Cauthen took the kind of spill that tests courage a few days before his apprenticeship was to expire. His right wrist was broken; kicked by the flying hoofs of trailing horses, his forehead and right hand were cut, and he suffered a concussion and cracked ribs. He was out for a month. When he came back, he answered all the questions. Rounding the turn for home in his first return race, he drove a colt named Little Miracle--Affirmed's half brother--through a narrow opening between front runners and booted him home the winner by 1 1/4 lengths. He used horse balm to soothe his tight, sore right hand and its ugly crisscrossed scar and went about the business of riding. Says Trainer Tommy Kelly: "I don't think the kid has any fear. He just put some of our liniment on his hand and went out there and rode. No hesitation, no fear."

For Cauthen, the comeback had been a foregone conclusion: "I've been falling off horses since I was two. I wanted to ride so bad it didn't take much to come back. I came back faster than I thought I could."

The boy was becoming a man. All the gifts, the marvelous, balanced seat, the head filled with horse sense and a ticking clock, the wonderful, knowing hands of the bugboy had been fused with the courage of the race rider. In short order, the stakes horses started to come his way: Johnny D., last year's turf champion, and Affirmed, the best two-year-old colt and his Triple Crown mount this year.

It was while riding Johnny D. that Cauthen first convinced the experts that he was developing as a shrewd competitor. In the Laurel International, one of the major grass races of the year, Cauthen took an early lead and then throttled back to lull his rivals--setting a "false pace," track people say. In the stretch, Cauthen suddenly drove Johnny D. on, catching the field off guard, and came home a winner.

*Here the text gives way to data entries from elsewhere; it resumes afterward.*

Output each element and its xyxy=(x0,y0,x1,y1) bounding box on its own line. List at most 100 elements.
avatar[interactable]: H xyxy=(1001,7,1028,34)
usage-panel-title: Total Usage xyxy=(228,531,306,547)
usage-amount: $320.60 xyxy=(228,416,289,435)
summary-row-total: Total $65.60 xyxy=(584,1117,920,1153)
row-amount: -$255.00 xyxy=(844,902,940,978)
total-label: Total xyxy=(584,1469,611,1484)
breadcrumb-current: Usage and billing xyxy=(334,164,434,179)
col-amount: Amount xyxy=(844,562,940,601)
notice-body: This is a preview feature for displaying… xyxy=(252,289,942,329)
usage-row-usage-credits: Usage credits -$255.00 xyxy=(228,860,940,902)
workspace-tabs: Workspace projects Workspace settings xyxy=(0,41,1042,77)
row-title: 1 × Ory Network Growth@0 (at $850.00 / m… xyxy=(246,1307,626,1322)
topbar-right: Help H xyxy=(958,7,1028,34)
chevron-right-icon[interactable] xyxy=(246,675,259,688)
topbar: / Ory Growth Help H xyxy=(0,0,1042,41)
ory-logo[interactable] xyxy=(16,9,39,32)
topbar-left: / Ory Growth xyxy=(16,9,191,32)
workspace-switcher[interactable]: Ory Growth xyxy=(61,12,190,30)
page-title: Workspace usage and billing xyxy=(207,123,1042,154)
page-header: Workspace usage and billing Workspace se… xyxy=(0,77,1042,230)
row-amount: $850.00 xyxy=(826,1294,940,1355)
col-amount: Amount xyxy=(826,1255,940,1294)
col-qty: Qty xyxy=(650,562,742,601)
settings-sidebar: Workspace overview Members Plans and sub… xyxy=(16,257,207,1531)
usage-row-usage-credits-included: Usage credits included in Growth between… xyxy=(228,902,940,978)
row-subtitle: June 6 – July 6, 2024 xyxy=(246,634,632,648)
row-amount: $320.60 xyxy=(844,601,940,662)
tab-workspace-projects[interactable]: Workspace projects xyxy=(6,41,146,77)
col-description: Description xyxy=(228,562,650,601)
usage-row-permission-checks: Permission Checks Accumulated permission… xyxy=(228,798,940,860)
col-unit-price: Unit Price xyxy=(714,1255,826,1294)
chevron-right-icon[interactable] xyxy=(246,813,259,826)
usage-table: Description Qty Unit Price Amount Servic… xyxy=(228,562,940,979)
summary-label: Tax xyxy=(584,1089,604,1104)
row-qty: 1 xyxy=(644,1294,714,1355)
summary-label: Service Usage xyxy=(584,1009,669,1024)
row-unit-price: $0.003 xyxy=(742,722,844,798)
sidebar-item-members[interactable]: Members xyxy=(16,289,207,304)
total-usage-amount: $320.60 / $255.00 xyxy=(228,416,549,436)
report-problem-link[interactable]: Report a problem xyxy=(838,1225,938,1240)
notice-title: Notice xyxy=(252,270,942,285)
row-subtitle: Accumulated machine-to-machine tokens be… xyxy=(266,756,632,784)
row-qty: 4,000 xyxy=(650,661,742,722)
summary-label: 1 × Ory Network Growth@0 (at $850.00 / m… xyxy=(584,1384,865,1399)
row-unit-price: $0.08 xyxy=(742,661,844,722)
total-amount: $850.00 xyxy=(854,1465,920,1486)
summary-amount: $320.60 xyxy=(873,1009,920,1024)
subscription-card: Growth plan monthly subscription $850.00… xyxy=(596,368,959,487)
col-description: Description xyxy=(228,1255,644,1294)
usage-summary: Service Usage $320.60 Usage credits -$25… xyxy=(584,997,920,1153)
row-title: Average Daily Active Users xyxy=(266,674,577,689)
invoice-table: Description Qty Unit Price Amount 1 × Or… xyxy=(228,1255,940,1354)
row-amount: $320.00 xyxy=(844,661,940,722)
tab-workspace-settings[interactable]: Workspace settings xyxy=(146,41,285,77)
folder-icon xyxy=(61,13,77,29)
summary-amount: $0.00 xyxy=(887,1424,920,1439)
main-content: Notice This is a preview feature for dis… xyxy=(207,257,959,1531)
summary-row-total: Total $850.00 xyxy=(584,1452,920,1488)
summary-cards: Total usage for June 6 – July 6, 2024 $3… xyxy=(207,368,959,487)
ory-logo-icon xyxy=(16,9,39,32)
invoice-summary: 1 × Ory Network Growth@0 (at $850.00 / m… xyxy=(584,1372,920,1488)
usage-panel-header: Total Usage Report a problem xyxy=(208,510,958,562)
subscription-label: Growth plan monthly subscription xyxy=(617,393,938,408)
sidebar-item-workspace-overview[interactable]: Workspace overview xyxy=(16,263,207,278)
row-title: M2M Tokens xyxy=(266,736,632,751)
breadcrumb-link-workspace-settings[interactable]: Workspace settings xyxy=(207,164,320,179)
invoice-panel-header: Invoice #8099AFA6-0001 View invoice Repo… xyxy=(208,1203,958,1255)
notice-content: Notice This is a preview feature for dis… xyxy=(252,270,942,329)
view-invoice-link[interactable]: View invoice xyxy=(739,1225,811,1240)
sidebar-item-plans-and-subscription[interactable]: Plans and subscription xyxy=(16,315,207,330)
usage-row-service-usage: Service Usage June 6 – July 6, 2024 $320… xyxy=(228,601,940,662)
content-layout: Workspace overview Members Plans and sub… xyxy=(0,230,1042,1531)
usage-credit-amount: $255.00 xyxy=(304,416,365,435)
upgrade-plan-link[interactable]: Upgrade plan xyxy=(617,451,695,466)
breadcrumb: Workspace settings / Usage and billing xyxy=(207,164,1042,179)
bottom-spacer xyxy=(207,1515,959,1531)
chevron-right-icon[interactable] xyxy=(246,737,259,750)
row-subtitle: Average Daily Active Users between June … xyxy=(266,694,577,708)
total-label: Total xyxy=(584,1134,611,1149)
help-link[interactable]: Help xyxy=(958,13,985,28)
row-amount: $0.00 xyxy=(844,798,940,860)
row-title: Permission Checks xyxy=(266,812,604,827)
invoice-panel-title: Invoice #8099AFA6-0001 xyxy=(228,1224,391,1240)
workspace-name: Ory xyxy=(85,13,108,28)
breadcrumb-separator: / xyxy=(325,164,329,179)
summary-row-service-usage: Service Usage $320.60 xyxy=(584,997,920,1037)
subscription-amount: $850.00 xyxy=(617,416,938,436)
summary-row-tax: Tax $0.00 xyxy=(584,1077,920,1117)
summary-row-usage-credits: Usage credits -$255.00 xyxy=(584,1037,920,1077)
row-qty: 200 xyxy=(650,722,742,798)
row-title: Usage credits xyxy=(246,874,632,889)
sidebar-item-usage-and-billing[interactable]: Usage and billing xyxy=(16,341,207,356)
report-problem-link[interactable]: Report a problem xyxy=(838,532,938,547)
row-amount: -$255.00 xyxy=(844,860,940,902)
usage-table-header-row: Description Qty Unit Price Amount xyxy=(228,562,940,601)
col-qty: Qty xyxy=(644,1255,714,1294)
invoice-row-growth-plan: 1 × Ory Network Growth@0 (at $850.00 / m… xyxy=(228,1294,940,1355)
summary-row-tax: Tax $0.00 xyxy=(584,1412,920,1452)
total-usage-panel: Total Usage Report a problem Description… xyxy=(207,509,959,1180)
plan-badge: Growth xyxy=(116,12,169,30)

There seems to be no limit to the potential of this slight young Kentuckian who so loves to ride. "Gettin' the best you can from a horse, that's the whole thing," he says. "That's the real pleasure." He has been, so far, charmingly oblivious to the fame he has earned so quickly and the pressure that has come with it. "Reason I don't feel any pressure is because I don't want to," he says simply. "You have to perform, have to do your job."

Cauthen may still lack a bit, perhaps, of the ruthless will to win that marks the enduring greats of race riding. He remains Myra and Tex Cauthen's well-brought-up boy, a kid who spent the night before the Kentucky Derby in a sleeping bag on the floor of a hotel suite crowded with relatives because, as Brother Doug, 15, quite logically explains: "It was his turn."

At California tracks this winter, Cauthen's remarkable winning record fell off slightly, and the going in New York will be more testing in his sophomore year. No longer merely a phenomenon, he is a craftsman now, settling in for the long haul. But like vintage port, he can only get better with age. Real race riders always do. Steve Cauthen is a real one.